If you don't need CC or MIDI control though, there are potentially better options like the Avid Artist Control, the upcoming iCon Pro-X, or the Behringer X-Touch (not compact).


----------



## ein fisch (Aug 4, 2019)

Jdiggity1 said:


> Is this for controlling CC/MIDI data? Or for automating levels like a mixing desk?
> The Behringer X-Touch Compact is probably my favourite choice for an "all-in-one" unit, as it can work in either Mackie Control mode, or CC mode. The faders are touch sensitive, motorized, and feel great. Plus there's a bunch of buttons and rotary encoders you can program too.
> If you don't need CC or MIDI control though, there are potentially better options like the Avid Artist Control, the upcoming iCon Pro-X, or the Behringer X-Touch (not compact).


thats exactly what i was looking for.. thank you. if i dont find anything better i probably go with the behringer x-touch (not compact)

afaik, you can still assign faders to midi CC's manually no?


----------



## Jdiggity1 (Aug 4, 2019)

ein fisch said:


> thats exactly what i was looking for.. thank you. if i dont find anything better i probably go with the behringer x-touch (not compact)
> 
> afaik, you can still assign faders to midi CC's manually no?

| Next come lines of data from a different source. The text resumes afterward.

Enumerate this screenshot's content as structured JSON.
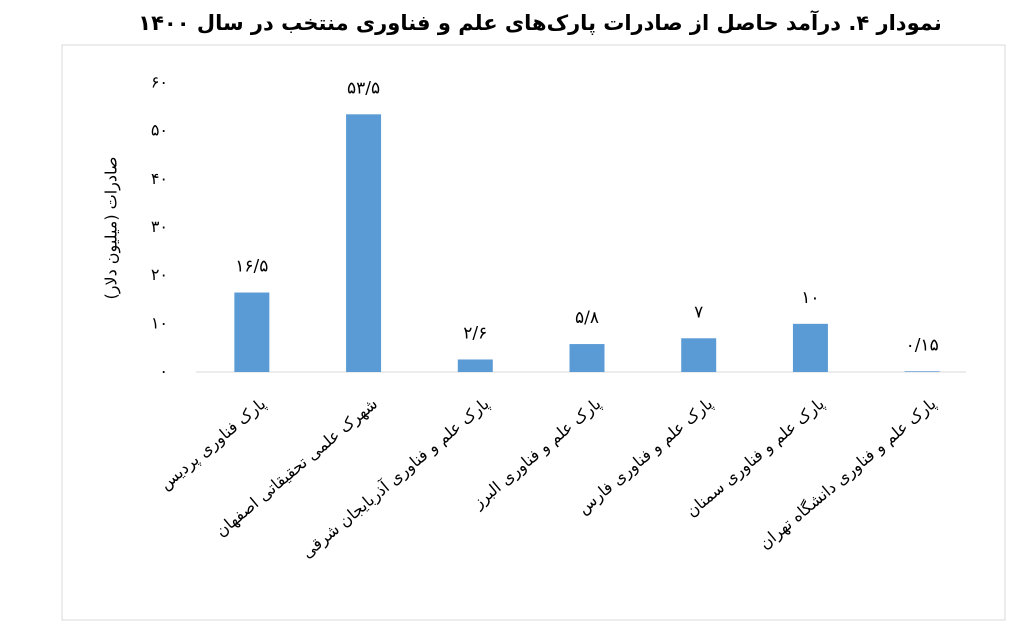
{
  "chart_data": {
    "type": "bar",
    "title": "نمودار ۴. درآمد حاصل از صادرات پارک‌های علم و فناوری منتخب در سال ۱۴۰۰",
    "y_label": "صادرات (میلیون دلار)",
    "categories": [
      "پارک فناوری پردیس",
      "شهرک علمی تحقیقاتی اصفهان",
      "پارک علم و فناوری آذربایجان شرقی",
      "پارک علم و فناوری البرز",
      "پارک علم و فناوری فارس",
      "پارک علم و فناوری سمنان",
      "پارک علم و فناوری دانشگاه تهران"
    ],
    "values": [
      16.5,
      53.5,
      2.6,
      5.8,
      7,
      10,
      0.15
    ],
    "value_labels": [
      "۱۶/۵",
      "۵۳/۵",
      "۲/۶",
      "۵/۸",
      "۷",
      "۱۰",
      "۰/۱۵"
    ],
    "color": "#5b9bd5",
    "ylim": [
      0,
      60
    ],
    "yticks": [
      {
        "value": 0,
        "label": "۰"
      },
      {
        "value": 10,
        "label": "۱۰"
      },
      {
        "value": 20,
        "label": "۲۰"
      },
      {
        "value": 30,
        "label": "۳۰"
      },
      {
        "value": 40,
        "label": "۴۰"
      },
      {
        "value": 50,
        "label": "۵۰"
      },
      {
        "value": 60,
        "label": "۶۰"
      }
    ],
    "grid": false
  }
}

Honestly I'm not 100% sure, but I was told that you could NOT use MIDI/CC with the X-Touch, which is why I went with the Compact version.
This was last year though, and I guess it's possible that a firmware update could introduce that functionality to the X-Touch(?)


----------



## thereus (Aug 4, 2019)

Icon platform m+ is the answer to your question. Forget the Behringer.


----------



## whinecellar (Aug 4, 2019)

I'm with @Jdiggity1 - the Behringer X-Touch Compact is AWESOME. Don't let the name get in the way - it's designed and made by their Midas division - and Midas is no joke. The hardware is top notch, feels great, and just works. Note that for some dumb reason, only the "compact" can be assigned to control MIDI CCs - the regular X-Touch can't. Also, you will need a PC to program it - still no Mac editor. I absolutely love mine!


----------